Turning to the second key dimension of cartel damage estimations—cartel overcharge – our comparison of various multivariate models shows that they typically lead to slightly different results. In general, two main sources for this observation can be identified: the structure of the applied data set and the chosen estimation model. While the data set typically cannot be changed, the model choice remains the key driving factor of a robust and meaningful multivariate analysis. In order to show the robustness of the received results, it is a well established standard in economic research to apply different models. However, the analyst is still obliged to explain the potential relevance of the chosen models and the included variables in the specific context of the data set and the economic characteristics of the industry under investigation.

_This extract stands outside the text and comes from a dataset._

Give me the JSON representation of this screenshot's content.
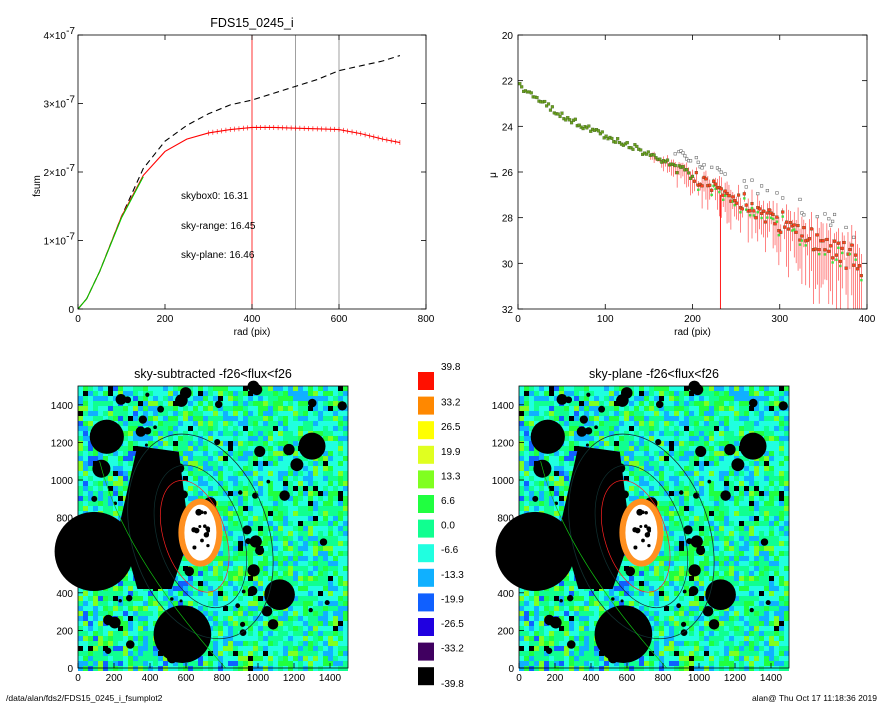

Given our empirical results, we can generally conclude that transaction data sets allow for a much more detailed analysis of the cartel than the simple reliance on—typically highly aggregated—publicly available data. Although collecting individual data requires a complex infrastructure, strong efforts by damaged customers and a significant effort in data preparation, the resulting data sets and analyses provide a much more detailed perspective on cartelists’ behavior and, thus, allow a much more precise calculation of damages. Admittedly, using transaction data has certain caveats, especially because it is typically available for a sub-set of the damaged parties only. However, the richness of the data allows so many in-depth investigations of the economic effects of the cartel agreement that its regular application in private antitrust cases is desired as long as data collection and preparation procedures are not prohibitively expensive. Especially due to the new software-based accounting systems—which significantly reduce data-related costs—hopes are raised that an application of transaction data sets will soon become the rule rather than an exception in private damage cases and will therefore boost the relevance of private antitrust enforcement in the EU onto a new level.